Gosto muito deste último tipo de medicina. Entretanto também gosto e não deixo de reconhecer o tremendo avanço técnico e social que o sistema dominante gera na atenção à saúde. Mesmo os médicos que praticam esta última medicina em seu consultório costumam trabalhar em hospitais escola ou outro serviço onde haja muitos atendimentos para usufruir de seus benefícios técnicos. Não há sistema perfeito, mesmo porque como humanos, somos imperfeitos por natureza.

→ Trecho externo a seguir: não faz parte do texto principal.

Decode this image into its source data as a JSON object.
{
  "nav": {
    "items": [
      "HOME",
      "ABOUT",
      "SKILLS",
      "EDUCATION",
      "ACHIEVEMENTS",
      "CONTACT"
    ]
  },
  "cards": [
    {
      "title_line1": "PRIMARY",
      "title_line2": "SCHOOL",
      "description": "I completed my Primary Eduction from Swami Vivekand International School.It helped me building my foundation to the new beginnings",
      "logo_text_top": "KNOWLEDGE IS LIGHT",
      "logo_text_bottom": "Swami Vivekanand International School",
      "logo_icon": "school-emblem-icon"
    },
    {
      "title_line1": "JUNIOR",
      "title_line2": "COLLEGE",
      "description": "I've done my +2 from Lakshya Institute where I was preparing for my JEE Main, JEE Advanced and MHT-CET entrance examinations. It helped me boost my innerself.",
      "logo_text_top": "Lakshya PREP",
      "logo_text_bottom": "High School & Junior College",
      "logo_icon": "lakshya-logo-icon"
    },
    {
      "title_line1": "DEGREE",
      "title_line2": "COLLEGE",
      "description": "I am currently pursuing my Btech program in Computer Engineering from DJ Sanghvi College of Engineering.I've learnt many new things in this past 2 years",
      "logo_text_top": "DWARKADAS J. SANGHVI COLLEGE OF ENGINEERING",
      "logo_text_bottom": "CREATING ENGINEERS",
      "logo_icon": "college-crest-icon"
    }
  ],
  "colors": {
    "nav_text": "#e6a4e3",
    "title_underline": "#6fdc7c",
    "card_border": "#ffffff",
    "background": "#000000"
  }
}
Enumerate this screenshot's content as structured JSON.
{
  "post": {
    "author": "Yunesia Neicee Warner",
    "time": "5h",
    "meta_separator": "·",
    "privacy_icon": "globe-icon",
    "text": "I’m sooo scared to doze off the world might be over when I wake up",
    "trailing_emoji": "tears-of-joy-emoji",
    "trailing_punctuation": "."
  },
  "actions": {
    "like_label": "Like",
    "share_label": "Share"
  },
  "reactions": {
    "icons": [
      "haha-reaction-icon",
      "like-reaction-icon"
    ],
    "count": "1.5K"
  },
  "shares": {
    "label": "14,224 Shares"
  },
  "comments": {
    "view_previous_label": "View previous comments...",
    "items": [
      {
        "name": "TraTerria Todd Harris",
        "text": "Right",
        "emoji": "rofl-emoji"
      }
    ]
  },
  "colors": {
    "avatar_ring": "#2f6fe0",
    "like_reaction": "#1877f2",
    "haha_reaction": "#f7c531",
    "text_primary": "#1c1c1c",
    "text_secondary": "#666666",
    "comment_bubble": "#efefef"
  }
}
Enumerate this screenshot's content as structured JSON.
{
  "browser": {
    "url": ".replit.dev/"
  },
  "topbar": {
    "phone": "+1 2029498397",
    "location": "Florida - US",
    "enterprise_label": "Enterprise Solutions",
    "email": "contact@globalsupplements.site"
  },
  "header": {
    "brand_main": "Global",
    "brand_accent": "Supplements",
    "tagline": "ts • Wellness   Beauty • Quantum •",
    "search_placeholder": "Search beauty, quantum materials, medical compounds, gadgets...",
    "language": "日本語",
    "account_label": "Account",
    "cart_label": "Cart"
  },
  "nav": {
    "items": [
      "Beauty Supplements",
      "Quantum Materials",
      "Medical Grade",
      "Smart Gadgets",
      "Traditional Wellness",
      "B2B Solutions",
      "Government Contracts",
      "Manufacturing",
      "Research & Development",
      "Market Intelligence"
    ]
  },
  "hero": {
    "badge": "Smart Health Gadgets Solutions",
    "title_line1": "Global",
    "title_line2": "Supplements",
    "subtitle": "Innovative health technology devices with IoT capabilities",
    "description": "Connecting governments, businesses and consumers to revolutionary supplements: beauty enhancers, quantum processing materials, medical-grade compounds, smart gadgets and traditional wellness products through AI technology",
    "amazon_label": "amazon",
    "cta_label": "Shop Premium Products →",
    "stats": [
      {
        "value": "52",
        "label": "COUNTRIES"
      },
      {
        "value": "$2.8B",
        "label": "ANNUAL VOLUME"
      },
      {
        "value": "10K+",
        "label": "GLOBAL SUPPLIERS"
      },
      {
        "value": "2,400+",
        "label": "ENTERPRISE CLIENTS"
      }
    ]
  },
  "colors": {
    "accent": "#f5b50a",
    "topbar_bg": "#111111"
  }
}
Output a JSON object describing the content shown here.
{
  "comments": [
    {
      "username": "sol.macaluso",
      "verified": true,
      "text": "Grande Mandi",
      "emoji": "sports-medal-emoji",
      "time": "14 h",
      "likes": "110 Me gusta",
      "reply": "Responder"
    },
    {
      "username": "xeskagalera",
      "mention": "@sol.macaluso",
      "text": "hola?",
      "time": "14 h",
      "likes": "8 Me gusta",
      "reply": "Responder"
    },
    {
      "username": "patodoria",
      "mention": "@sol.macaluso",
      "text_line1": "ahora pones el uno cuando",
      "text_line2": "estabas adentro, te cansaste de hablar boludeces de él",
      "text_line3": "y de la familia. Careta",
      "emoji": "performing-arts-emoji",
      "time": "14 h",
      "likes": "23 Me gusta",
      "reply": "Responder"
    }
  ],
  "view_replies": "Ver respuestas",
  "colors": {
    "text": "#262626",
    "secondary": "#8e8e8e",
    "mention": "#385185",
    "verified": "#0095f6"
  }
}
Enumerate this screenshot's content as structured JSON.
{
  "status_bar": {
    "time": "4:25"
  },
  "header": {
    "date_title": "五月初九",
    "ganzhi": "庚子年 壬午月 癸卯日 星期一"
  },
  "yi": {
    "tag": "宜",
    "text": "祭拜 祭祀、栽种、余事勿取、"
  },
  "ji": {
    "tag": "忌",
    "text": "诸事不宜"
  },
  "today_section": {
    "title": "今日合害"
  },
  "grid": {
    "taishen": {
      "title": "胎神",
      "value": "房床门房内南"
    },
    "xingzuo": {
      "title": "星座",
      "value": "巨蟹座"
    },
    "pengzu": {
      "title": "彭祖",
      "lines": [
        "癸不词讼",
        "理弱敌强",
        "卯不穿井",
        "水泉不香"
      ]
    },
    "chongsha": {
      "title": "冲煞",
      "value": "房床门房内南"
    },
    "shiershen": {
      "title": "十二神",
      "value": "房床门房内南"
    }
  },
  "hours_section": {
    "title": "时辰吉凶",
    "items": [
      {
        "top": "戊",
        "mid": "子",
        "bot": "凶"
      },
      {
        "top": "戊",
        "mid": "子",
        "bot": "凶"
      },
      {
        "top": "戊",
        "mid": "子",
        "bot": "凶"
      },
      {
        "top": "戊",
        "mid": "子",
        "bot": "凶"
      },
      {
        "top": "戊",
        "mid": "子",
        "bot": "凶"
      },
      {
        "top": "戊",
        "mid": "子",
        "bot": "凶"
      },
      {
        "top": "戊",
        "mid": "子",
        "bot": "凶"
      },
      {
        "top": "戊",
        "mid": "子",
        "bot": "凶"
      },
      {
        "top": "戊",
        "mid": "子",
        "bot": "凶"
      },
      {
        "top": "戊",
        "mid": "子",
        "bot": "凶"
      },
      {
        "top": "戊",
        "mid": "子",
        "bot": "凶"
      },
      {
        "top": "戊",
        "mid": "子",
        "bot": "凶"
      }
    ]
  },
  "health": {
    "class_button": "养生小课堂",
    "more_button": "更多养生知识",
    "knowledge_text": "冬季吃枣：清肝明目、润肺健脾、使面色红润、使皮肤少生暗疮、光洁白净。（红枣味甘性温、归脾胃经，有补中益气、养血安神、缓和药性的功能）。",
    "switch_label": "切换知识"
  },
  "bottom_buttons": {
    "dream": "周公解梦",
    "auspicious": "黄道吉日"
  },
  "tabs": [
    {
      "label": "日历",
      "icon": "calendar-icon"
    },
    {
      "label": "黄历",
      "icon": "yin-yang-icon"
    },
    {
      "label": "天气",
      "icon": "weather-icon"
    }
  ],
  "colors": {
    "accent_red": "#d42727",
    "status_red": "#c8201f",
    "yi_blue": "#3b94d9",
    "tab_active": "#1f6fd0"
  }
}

Alexandre Pagotto Pacheco é médico e cirurgião ortopedista.
Marlene
28 de janeiro de 2014
Olá Alexandre! seja benvindo! Gostei do seu texto e compactuo com suas colocações… a medicina está necessitada de novos paradigmas, uma nova visão sobre doenças/doentes e que seja ensinada desde a formação do médico. Eu sou homeopata e estou muito feliz com minha escolha. Escolhi também ganhar para viver com dignidade, ou seja não fiquei rica com a medicina, mas quero ter disponibilidade na alma para os pacientes. Cada um tem seu caminho e todo trabalho médico é abençoado porque quando não podemos curar, pelo menos alívio na maioria dos casos podemos dar. Um abraço
Alexandre Pacheco
29 de janeiro de 2014
De acordo Marlene, obrigado pelo comentário.
blogdoamstalden
31 de janeiro de 2014
Marlene, o Alexandre vai escrever regularmente e sua coluna vai se chamar “Medicina e a Vida”. Ainda não decidimos a periodicidade, mas conto desde já com seus comentários. Mais ainda. Que tal você escrever e enviar para nós alguns artigos sobre medicina e vida? Eu ficaria honrado. Abs.
daniela
28 de janeiro de 2014
Essa é uma excelente reflexão… sem dúvida pensarmos até quanto o diálogo entre pacientes e médicos já faz parte da cura é um caminho para uma medicina mais humana e assertiva….é esse o caminho…refletir….parabéns, doutor!
dralexandrepacheco
29 de janeiro de 2014
Obrigado Daniela. Esse é um dos caminhos e é fundamental que ele exista pois muitas pessoas precisam justamente dele.
Valéria Pisauro
28 de janeiro de 2014
O paciente deve ter confiança em seu médico, para isso precisa haver tempo, diálogo e conhecimento.
dralexandrepacheco
29 de janeiro de 2014
De acordo Valéria, obrigado pelo comentário.
Carla Betta
29 de janeiro de 2014
Que dilema! Mas, além da cura, há o inevitavelmente humano! Mde Teresa dizia mto sabiamente que além do pão e do agasalho a maior carência é a do olhar, do carinho e da atenção. Por que os placebos funcionam? Porque a força do emocional é maior que imaginamos. Mas, é claro que em casos mais complexos, somente um bom tratamento resolve.
dralexandrepacheco
30 de janeiro de 2014
É isso, Carla. Olhar e carinho não funcionam sem pão e agasalho, mas são igualmente fundamentais.
fabiocasemiro
4 de fevereiro de 2014
O interessante do artigo, Alexandre, é que neutraliza a crítica leviana tão naturalizada hoje em dia: “Os médicos de hoje são frios”; “A medicina é meramente capitalista”.
Vc joga luz nesses preconceitos mostrando que, inegavelmente, as tecnologias médicas evoluiram por demais, incorporando a “esteira de produção” a uma sociedade que se concebe, ela mesma, em seu cotidiano, como esteira de produção.
A velocidade na medicina (e sua consequente superficialidade) é um aspecto arraigado num mundo no qual velocidade e superficialidade é a regra: no trabalho, nas relações afetivas, na cidadania…
Transformar a medicina em bode expiatório do contemporâneo, é olhar com miopia para uma sociedade cada vez mais esquizofrênica (ou no mínimo, muito complexa).
Parabéns!
Abraços,
Fábio
dralexandrepacheco
5 de fevereiro de 2014
Seu comentário enriquece o texto, Fabio. Muito obrigado!!